«Migrer avec les grues du Canada»: suivez le voyage

Pour beaucoup d'entre nous, le printemps est un événement qui arrive tranquillement. L'émergence des bulbes, le subtil glissement vers des journées plus longues, le retour bienvenu des brises chaudes du matin. Pour d'autres, cependant, le printemps s'annonce dans un chœur tonitruant de centaines de milliers de clairons trompettes, portés par les ailes de majestueuses grues du Canada.

À partir de la mi-février et pour se terminer en avril, entre 450 000 et 700 000 grues du Canada migrent de leurs aires d'hivernage dans les régions du sud comme le Texas et le Nouveau-Mexique vers les sites de reproduction estivale de l'Arctique et du Subarctique. C'est l'une des plus grandes merveilles naturelles du monde, à égalité avec les migrations saisonnières massives de gnous, de caribous et de papillons monarques.
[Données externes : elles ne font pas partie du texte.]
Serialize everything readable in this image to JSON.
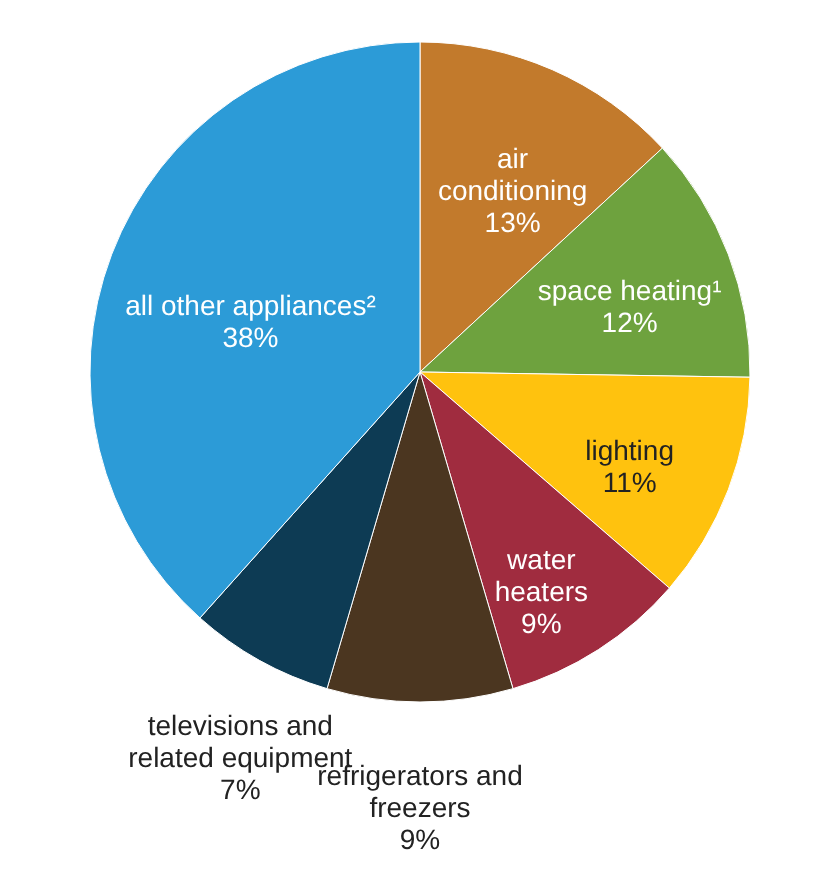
{
  "chart_data": {
    "type": "pie",
    "categories": [
      "air conditioning",
      "space heating¹",
      "lighting",
      "water heaters",
      "refrigerators and freezers",
      "televisions and related equipment",
      "all other appliances²"
    ],
    "values": [
      13,
      12,
      11,
      9,
      9,
      7,
      38
    ],
    "value_labels": [
      "13%",
      "12%",
      "11%",
      "9%",
      "9%",
      "7%",
      "38%"
    ],
    "colors": [
      "#c27a2c",
      "#6ea23e",
      "#ffc20e",
      "#a02c3f",
      "#4b3620",
      "#0d3b54",
      "#2c9bd7"
    ]
  }
}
La majorité des grues du Canada traversent la voie de migration centrale de l'Amérique du Nord, une route utilisée par plusieurs espèces migratrices qui s'étend de la côte ouest du golfe jusqu'aux grandes plaines et montagnes Rocheuses. Au cours de leur voyage de six semaines, les oiseaux se sont rassemblés en grand nombre pour se reposer et faire le plein, attirant l'attention des naturalistes, des ornithologues et des spectateurs émerveillés.

"Je vis dans le sud de l'Arizona, une partie de la chaîne où les grues du Canada passent leurs hivers", a déclaré le cinéaste et journaliste Bryan Nelson à Site. "Ces grands oiseaux charismatiques offrent toujours un spectacle lorsqu'ils volent en masse d'un lieu de repos ou d'alimentation à un autre à travers la campagne, et des foules d'oiseaux se rassemblent pour les admirer. Il est impossible de ne pas le remarquer!"

Pour son dernier court métrage, Nelson voulait documenter la migration des grues du Canada, et il s'est inspiré de l'histoire de deux individus qui, par amour partagé de l'espèce, se sont également rencontrés.

"L'un des centres d'observation des oiseaux en janvier est le Wings Over Willcox Birding and Nature Festival, à Willcox, en Arizona. J'ai assisté à cette année, où j'ai rencontré Erv Nichols et Sandra Noll", a-t-il déclaré. «Ils organisaient un certain nombre de visites et de discussions sur les grues, et leur passion était contagieuse. J'ai appris plus sur leur histoire, sur la façon dont les grues les ont réunis et sur la façon dont ils ont migré avec les grues - tout le long du chemin. des aires d'hivernage des grues, ici, dans le sud-ouest des États-Unis et au Mexique, aux terrains d'été en Alaska. J'enviais leur aventure et j'ai trouvé leur voyage personnel si captivant.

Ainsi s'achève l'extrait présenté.